GluonNLP is a toolkit that helps you solve NLP problems. It provides easy-to-use tools that helps you load the text data, process the text data, and train models.
See our documents at https://nlp.gluon.ai/master/index.html.
- Easy-to-use Text Processing Tools and Modular APIs
- Pretrained Model Zoo
- Write Models with Numpy-like API
- Fast Inference via Apache TVM (incubating) (Experimental)
- AWS Integration via SageMaker
First of all, install the latest MXNet. You may use the following commands:
# Install the version with CUDA 10.1
python3 -m pip install -U --pre "mxnet-cu101>=2.0.0b20210121" -f https://dist.mxnet.io/python
# Install the version with CUDA 10.2
python3 -m pip install -U --pre "mxnet-cu102>=2.0.0b20210121" -f https://dist.mxnet.io/python
# Install the version with CUDA 11
python3 -m pip install -U --pre "mxnet-cu110>=2.0.0b20210121" -f https://dist.mxnet.io/python
# Install the cpu-only version
python3 -m pip install -U --pre "mxnet>=2.0.0b20210121" -f https://dist.mxnet.io/python
To install GluonNLP, use
python3 -m pip install -U -e .
# Also, you may install all the extra requirements via
python3 -m pip install -U -e ."[extras]"
If you find that you do not have the permission, you can also install to the user folder:
python3 -m pip install -U -e . --user
For Windows users, we recommend to use the Windows Subsystem for Linux.
To facilitate both the engineers and researchers, we provide command-line-toolkits for downloading and processing the NLP datasets. For more details, you may refer to GluonNLP Datasets and GluonNLP Data Processing Tools.
# CLI for downloading / preparing the dataset
nlp_data help
# CLI for accessing some common data processing scripts
nlp_process help
# Also, you can use `python -m` to access the toolkits
python3 -m gluonnlp.cli.data help
python3 -m gluonnlp.cli.process help
You may go to tests to see how to run the unittests.

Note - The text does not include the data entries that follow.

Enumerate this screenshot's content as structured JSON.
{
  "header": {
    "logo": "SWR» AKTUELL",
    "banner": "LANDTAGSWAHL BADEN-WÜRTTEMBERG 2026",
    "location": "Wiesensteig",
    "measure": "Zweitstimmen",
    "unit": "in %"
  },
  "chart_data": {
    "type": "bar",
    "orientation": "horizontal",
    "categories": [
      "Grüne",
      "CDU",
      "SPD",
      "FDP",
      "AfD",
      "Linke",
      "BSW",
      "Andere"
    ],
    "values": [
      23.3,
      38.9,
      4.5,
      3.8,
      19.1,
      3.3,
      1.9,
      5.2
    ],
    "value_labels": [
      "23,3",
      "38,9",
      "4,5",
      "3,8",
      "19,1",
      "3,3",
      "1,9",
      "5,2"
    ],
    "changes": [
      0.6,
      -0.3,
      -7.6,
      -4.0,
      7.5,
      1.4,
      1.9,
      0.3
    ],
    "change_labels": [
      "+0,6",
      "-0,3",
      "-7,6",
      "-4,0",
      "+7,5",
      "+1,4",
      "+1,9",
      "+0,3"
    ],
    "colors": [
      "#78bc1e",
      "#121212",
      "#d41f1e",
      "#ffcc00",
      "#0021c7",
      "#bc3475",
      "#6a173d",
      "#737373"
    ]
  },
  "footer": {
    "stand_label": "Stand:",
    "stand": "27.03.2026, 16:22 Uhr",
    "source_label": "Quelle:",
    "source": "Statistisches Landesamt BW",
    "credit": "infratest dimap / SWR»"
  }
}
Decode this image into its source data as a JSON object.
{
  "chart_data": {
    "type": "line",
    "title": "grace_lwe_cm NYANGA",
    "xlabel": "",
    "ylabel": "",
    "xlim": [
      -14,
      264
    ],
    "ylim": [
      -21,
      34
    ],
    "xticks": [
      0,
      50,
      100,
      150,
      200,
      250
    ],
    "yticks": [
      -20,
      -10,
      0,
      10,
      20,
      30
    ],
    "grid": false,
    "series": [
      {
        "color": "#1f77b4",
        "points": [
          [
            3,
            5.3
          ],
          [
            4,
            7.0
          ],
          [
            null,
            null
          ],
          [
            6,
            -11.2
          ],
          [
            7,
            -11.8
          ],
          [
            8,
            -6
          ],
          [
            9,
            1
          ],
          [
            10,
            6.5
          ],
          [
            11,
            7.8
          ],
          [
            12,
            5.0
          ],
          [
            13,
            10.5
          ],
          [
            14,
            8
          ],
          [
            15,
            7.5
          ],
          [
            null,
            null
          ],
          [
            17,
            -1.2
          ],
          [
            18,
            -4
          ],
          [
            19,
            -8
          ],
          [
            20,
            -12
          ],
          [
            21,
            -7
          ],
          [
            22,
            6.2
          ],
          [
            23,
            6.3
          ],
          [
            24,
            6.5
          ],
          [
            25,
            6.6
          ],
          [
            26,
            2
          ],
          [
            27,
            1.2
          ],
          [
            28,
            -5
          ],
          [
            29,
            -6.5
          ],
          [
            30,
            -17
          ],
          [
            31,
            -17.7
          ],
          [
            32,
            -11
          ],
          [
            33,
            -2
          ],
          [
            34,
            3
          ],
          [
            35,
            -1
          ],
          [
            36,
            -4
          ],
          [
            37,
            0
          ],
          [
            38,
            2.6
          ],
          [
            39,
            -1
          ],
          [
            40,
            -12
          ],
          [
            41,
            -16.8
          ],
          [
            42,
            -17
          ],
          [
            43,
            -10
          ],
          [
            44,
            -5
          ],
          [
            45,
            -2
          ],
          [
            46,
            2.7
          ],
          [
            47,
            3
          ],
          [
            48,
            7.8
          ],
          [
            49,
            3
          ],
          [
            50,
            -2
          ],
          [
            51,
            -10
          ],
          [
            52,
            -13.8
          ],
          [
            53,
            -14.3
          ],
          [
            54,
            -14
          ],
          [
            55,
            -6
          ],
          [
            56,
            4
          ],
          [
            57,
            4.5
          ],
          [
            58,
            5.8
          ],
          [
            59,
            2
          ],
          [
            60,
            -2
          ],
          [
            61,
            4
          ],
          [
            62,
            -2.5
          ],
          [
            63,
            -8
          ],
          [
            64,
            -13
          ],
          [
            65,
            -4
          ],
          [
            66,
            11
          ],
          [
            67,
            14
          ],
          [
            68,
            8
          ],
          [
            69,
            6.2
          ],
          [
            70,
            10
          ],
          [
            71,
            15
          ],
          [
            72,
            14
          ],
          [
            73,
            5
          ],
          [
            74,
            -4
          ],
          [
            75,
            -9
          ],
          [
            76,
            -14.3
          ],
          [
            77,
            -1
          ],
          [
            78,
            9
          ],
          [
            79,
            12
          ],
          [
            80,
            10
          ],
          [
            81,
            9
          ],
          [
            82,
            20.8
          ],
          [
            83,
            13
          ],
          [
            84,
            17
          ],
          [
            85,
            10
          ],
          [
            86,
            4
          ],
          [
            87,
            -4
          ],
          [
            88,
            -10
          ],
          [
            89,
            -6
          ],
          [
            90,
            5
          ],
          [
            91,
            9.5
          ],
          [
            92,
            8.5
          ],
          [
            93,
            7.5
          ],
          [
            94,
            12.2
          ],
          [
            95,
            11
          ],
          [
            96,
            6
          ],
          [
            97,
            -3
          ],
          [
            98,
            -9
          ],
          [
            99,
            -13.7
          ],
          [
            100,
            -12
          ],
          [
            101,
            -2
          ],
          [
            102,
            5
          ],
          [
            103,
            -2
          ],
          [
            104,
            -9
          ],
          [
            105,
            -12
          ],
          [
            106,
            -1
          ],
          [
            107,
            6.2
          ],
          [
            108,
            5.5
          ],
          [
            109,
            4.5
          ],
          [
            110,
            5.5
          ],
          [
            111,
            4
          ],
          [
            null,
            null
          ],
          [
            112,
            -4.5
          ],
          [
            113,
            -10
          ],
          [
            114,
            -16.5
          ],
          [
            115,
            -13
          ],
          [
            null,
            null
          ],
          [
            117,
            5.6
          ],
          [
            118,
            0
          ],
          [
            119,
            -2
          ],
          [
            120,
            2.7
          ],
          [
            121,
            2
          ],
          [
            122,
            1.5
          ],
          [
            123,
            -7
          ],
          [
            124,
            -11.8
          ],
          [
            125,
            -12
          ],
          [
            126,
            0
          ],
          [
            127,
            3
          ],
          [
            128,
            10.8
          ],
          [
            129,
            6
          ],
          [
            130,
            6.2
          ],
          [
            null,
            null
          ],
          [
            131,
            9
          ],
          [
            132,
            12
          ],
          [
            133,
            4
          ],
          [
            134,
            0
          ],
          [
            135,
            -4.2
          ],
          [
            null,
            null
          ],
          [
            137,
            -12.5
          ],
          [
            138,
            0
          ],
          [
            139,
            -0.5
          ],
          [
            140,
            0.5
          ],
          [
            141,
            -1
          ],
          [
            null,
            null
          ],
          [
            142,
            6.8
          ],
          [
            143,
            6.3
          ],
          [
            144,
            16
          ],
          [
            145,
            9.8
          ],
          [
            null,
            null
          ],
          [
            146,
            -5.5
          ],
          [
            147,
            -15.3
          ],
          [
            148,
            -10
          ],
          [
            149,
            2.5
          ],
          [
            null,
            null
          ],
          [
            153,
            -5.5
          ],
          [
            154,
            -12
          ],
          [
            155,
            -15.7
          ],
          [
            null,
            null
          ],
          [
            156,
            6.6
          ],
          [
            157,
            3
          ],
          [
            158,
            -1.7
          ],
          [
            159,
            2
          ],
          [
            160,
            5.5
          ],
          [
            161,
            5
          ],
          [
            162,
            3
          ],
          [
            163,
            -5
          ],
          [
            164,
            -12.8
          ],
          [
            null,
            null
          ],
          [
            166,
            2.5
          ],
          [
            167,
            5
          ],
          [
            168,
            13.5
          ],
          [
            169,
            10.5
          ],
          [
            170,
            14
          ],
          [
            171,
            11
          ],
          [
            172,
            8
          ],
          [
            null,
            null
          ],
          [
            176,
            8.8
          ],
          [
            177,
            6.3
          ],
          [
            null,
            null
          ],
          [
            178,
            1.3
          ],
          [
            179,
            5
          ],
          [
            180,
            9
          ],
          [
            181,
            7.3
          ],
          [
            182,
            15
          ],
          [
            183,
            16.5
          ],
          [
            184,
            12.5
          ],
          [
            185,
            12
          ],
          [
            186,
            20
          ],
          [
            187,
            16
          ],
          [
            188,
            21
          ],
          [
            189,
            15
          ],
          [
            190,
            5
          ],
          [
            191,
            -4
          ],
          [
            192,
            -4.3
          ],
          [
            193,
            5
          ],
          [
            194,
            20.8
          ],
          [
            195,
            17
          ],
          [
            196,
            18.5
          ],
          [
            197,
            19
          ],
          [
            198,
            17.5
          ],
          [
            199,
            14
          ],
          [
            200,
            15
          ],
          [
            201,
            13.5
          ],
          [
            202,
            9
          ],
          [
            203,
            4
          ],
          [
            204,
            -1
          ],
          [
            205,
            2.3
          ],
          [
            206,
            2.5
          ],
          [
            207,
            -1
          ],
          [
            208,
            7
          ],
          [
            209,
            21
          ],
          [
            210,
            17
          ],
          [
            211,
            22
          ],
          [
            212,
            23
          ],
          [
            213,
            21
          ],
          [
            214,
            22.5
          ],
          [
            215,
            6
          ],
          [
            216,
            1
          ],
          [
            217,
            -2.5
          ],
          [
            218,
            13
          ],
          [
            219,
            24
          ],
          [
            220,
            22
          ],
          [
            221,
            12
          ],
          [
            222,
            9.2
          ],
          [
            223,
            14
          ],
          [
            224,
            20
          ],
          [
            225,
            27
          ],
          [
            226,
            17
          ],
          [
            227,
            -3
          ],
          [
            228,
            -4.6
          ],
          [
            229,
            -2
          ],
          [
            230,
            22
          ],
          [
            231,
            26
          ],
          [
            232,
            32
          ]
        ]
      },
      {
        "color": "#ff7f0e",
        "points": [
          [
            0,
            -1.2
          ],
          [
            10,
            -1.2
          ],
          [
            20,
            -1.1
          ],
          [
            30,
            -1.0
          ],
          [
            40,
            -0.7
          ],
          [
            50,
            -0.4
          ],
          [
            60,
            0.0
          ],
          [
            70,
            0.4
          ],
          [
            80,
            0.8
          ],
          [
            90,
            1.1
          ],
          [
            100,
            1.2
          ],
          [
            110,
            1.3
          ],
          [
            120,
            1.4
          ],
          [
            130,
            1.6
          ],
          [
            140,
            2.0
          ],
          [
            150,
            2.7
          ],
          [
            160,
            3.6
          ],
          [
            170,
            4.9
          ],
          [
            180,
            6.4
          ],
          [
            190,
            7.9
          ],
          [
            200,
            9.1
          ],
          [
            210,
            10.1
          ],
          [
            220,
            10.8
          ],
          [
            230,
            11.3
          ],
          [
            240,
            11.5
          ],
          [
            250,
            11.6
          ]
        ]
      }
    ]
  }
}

You can use Docker to launch a JupyterLab development environment with GluonNLP installed.
# GPU Instance
docker pull gluonai/gluon-nlp:gpu-latest
docker run --gpus all --rm -it -p 8888:8888 -p 8787:8787 -p 8786:8786 --shm-size=2g gluonai/gluon-nlp:gpu-latest
# CPU Instance
docker pull gluonai/gluon-nlp:cpu-latest
docker run --rm -it -p 8888:8888 -p 8787:8787 -p 8786:8786 --shm-size=2g gluonai/gluon-nlp:cpu-latest
For more details, you can refer to the guidance in tools/docker.